585 Background: The association of tumor microenvironment immune response with outcome after breast cancer (BC) NCT has been suggested by several studies. However, the relevance of each TIL subpopulation is still controversial. The objective of this study was to evaluate the predictive and prognostic value of TIL before and after NCT in patients with BC. Methods: We analyzed TIL and CD68 cells in pre- and post-chemotherapy biopsies of BC patients treated with NCT (80.4% sequential AC-docetaxel).
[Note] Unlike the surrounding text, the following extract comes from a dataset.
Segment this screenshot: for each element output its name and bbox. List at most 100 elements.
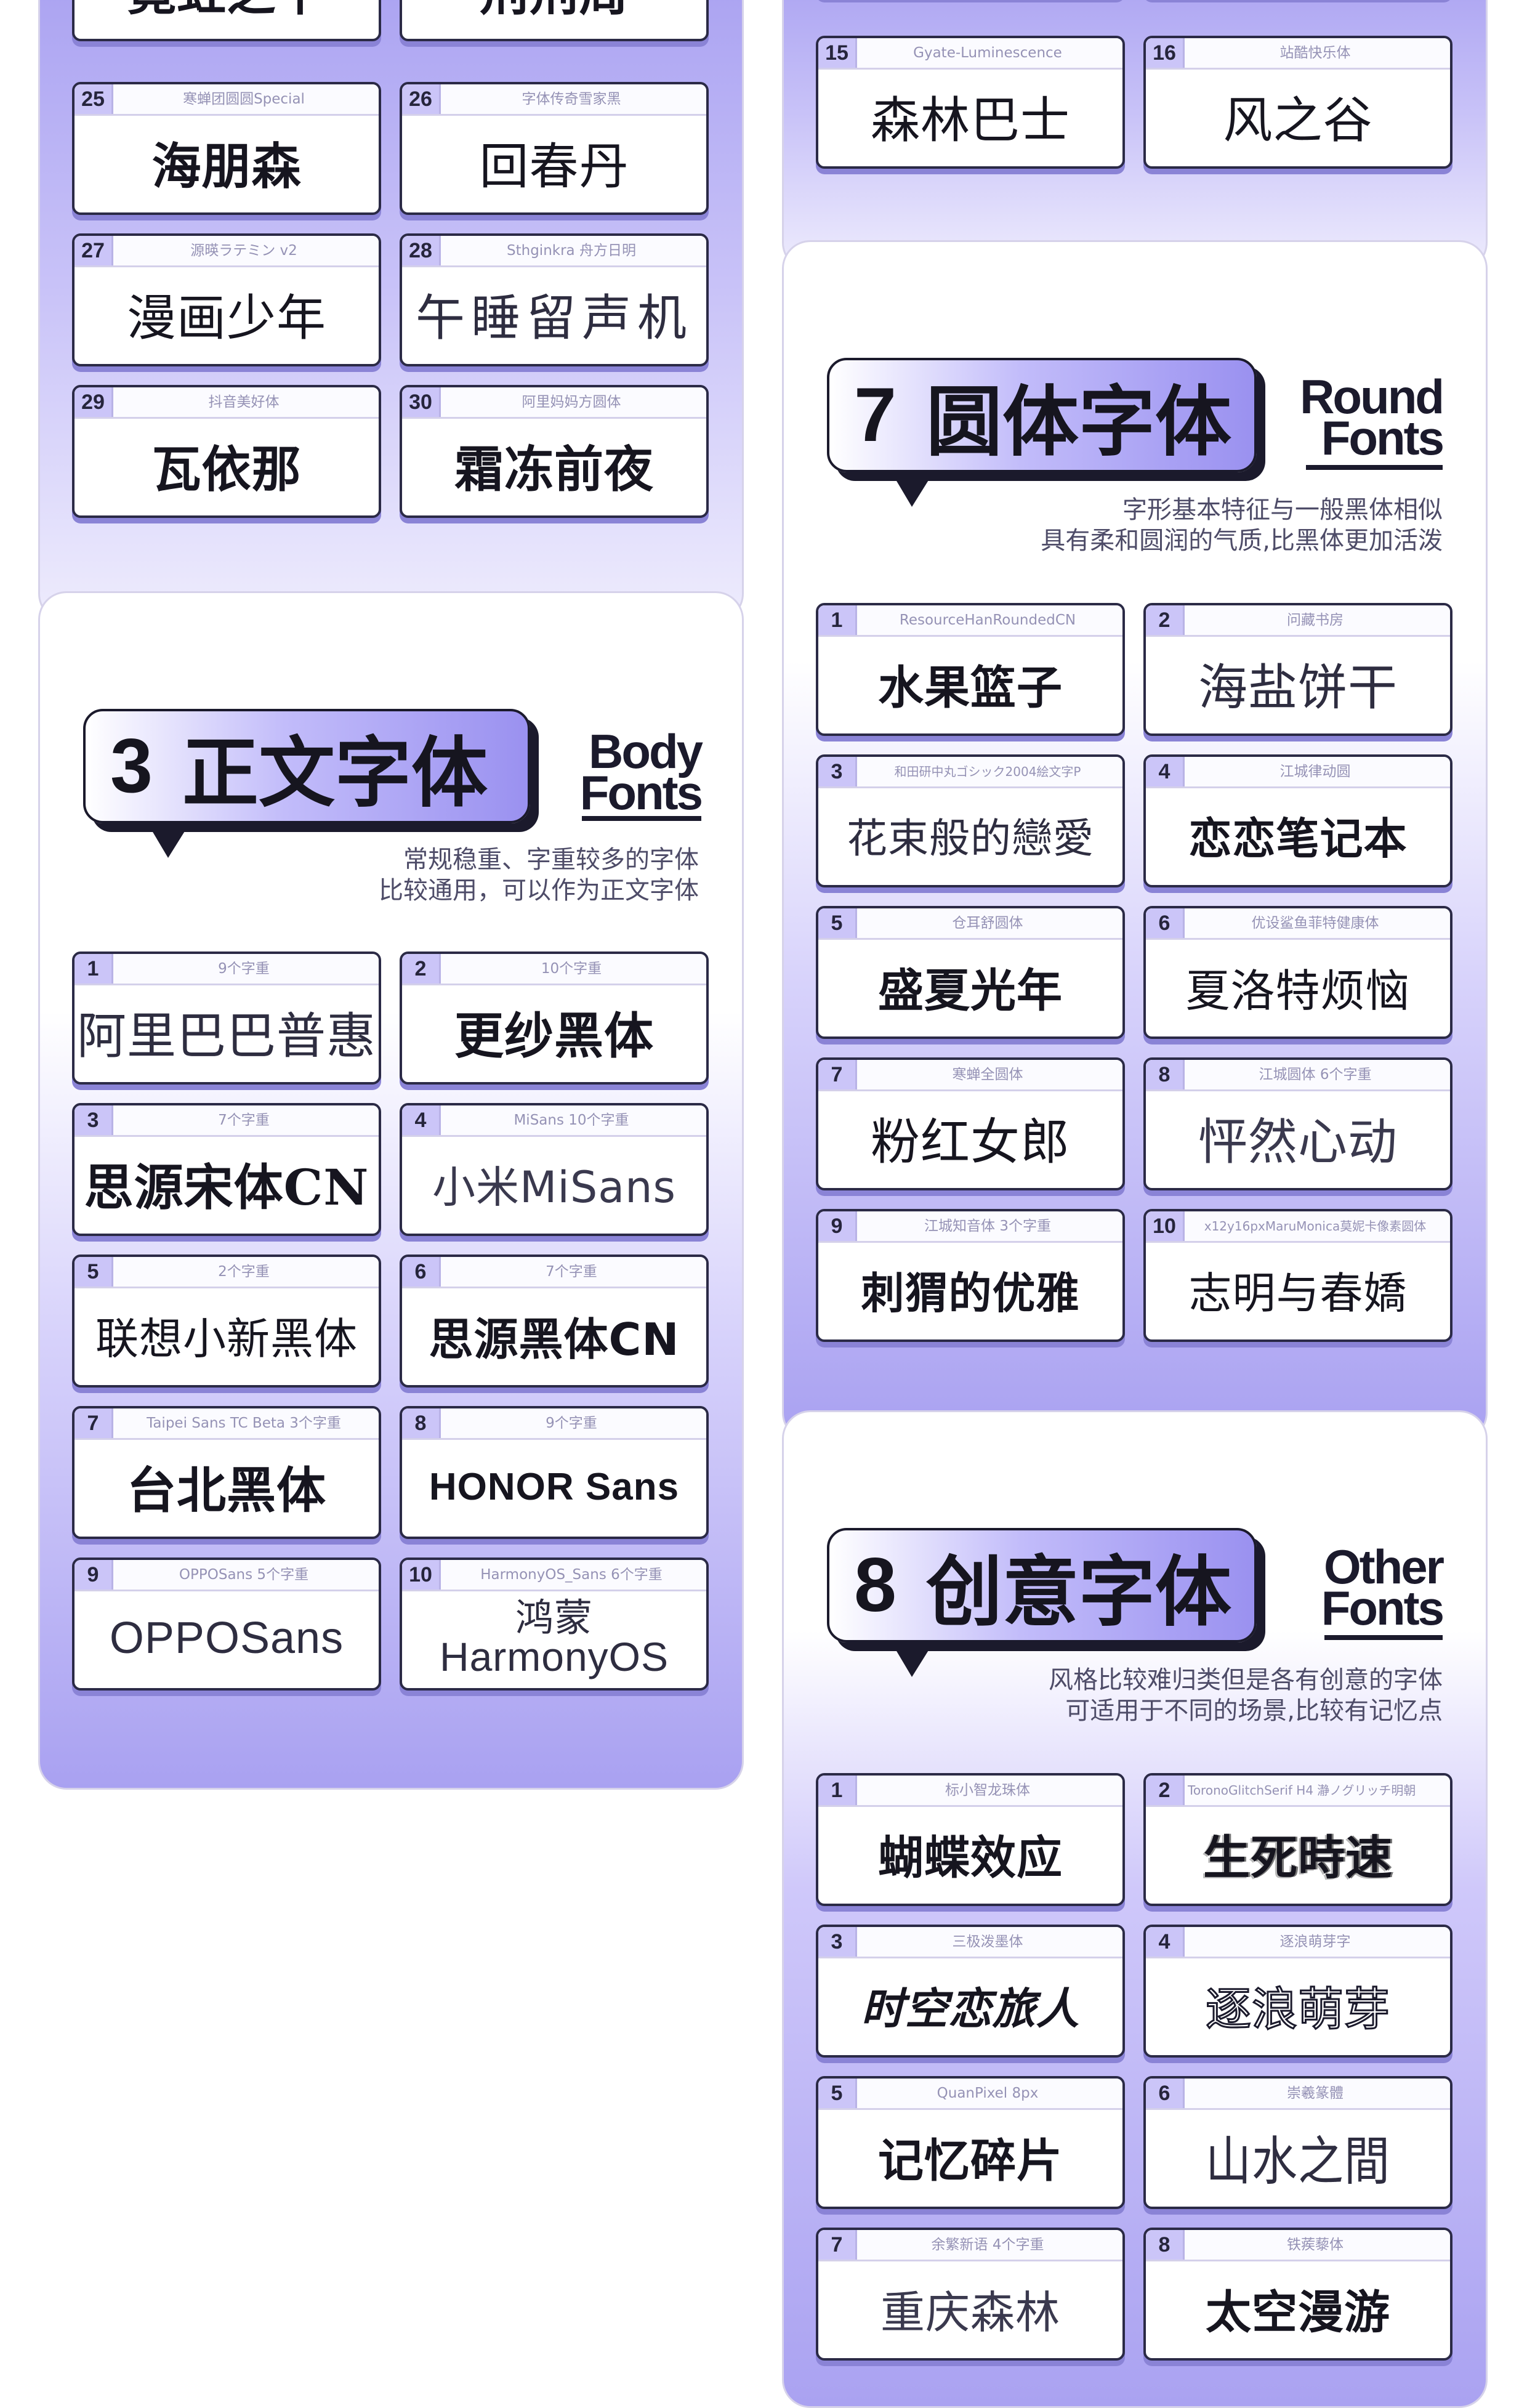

A tissue microarray with paired pre- and post-NCT biopsies was built, and stained with immunohistochemistry (IHC) for CD3, CD4, CD8, CD20, FOXP3 and CD68. Morphometric analysis (TIL count/mm2) was performed after slide scanning and digitalization. Results: We included 121 consecutive patients with invasive BC, most of them with stages IIB (28%) or IIIA-C (56.4%). IHC phenotype: 50.4% Her2- hormone-sensitive (HS), 13.2% Her2+ HS, 10.7% Her2+ non-HS, and 21.5% triple negative. Pathologic complete response (pCR): 17.4%. Median overall survival (OS) and disease free survival (DFS) has not been reached (median follow-up: 60 months). Higher than median pre-NCT TIL infiltration was predictive of pCR to NCT: CD3 > 172/mm2 (p=0.001; Hazard Ratio [HR]: 9,61, 95% confidence interval [95%CI] 2.49–37.02); CD4 > 67/mm2 (p=0.001; HR: 8.82, 95%CI 2.43–31.96); CD20 > 42/mm2 (p=0.001; HR: 8.71, 95%CI 2.31–32.74). Logistic regression multivariate models including grade and IHC phenotype confirmed the independent predictive value of higher pre-NCT CD3, CD4, and CD20 for pCR. In the group of patients with HS Her2- BC without pCR (n=44), higher infiltration (cut-point: median value) by some TIL subpopulations and by CD68 cells in post-NCT residual tumor associated to lower DFS: CD8 > 37/mm2 (log-rank; p=0.04), CD20 > 14/mm2 (p=0.07) and CD68> 39/mm2 (p=0.06). Conclusions: Higher pre-treatment CD3, CD4 and CD20 TIL predicted pRC in patients with invasive BC receiving anthracyclines and taxanes NCT, while higher infiltration of residual tumor by CD8 associated to worse DFS in patients with HS Her2- BC without pCR after NCT. TIL might be useful as predictive factors in the setting of NCT for BC [Supported by GEICAM-Beca Ana Balil].